"What are you looking at?" she said. She didn't seem to expect an answer so I didn't bother with one. She flopped down on an unmade king-sized bed, staring at me as she took up a cigarette and lit it. Her nails were bitten to the quick. The room had been painted black and looked like a parody of an adolescent girl's room. There were lots of posters and stuffed animals but all of them had a nightmare quality. The posters were of rock groups in tartish makeup, sinister and sneering, depicted in vignettes largely hostile toward women. The stuffed animals ran more to satyrs than Winnie-the-Pooh.
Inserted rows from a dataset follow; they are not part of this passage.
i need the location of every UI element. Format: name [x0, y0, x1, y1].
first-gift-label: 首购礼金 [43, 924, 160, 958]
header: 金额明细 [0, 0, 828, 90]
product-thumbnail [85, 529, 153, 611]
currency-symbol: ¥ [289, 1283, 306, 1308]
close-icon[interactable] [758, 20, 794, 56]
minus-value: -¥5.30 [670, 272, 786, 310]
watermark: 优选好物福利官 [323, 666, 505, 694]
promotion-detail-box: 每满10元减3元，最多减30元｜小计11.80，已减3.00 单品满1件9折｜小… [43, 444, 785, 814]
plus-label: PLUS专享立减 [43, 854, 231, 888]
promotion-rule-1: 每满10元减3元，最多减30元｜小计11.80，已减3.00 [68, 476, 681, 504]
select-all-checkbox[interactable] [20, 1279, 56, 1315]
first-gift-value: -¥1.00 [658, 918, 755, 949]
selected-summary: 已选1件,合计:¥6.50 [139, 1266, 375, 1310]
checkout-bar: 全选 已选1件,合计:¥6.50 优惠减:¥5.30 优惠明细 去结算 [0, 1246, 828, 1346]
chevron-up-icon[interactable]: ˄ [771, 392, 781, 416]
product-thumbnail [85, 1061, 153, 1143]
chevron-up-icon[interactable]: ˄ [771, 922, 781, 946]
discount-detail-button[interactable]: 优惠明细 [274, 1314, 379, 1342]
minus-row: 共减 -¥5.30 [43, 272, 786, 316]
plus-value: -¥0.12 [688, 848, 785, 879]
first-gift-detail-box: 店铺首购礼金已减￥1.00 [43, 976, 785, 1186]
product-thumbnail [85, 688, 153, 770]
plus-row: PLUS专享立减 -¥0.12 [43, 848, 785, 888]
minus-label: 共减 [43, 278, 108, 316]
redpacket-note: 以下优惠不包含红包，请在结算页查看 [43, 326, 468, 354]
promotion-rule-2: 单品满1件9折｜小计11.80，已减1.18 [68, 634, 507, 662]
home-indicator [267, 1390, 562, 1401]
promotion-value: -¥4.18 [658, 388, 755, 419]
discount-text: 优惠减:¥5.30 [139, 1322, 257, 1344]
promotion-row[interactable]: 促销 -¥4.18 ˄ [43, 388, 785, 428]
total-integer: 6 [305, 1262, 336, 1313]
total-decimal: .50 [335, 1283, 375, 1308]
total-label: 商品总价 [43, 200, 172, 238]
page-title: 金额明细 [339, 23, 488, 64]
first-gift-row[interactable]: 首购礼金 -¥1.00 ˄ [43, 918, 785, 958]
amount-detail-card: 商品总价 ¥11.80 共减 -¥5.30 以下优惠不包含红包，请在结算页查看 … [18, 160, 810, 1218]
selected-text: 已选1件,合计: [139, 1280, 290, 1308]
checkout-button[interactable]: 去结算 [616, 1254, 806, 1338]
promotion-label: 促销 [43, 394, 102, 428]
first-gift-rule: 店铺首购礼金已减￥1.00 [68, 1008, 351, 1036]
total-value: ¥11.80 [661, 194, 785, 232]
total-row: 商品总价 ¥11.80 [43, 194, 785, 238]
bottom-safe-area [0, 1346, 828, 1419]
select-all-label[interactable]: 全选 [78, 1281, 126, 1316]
The air was scented with eau de dope and my guess was she'd smoked so much grass in there, you could bury your nose in the bedcovers and get high.
Bobby apparently enjoyed her antagonism. He pulled a chair over for me, dumping clothes on the floor unceremoniously. I sat down and he stretched out on the foot of the bed, circling her left ankle with one hand. His fingers overlapped as if he were holding her wrist instead. It reminded me of Hansel and Gretel. Maybe Kitty was worried that if she got fat, they'd put her in the cooking pot. I thought they'd put her in a grave long before that point and it was frightening. She leaned back on both elbows, smiling at me faintly down the length of her long, frail legs. All the veins were visible, like an anatomical diagram with a celluloid overlay. I could see how the bones were strung together in her feet, her toes looking almost prehensile.
"So what's going on downstairs?" she said to Bobby, her gaze still pinned on me. Her speech was ever so slightly slurred and her eyes seemed to swim in and out of focus. I wondered if she was drunk or had just popped some pills.
"They're standing around sucking up booze as usual. Speaking of which, I brought us wine," he said. "Got a glass?"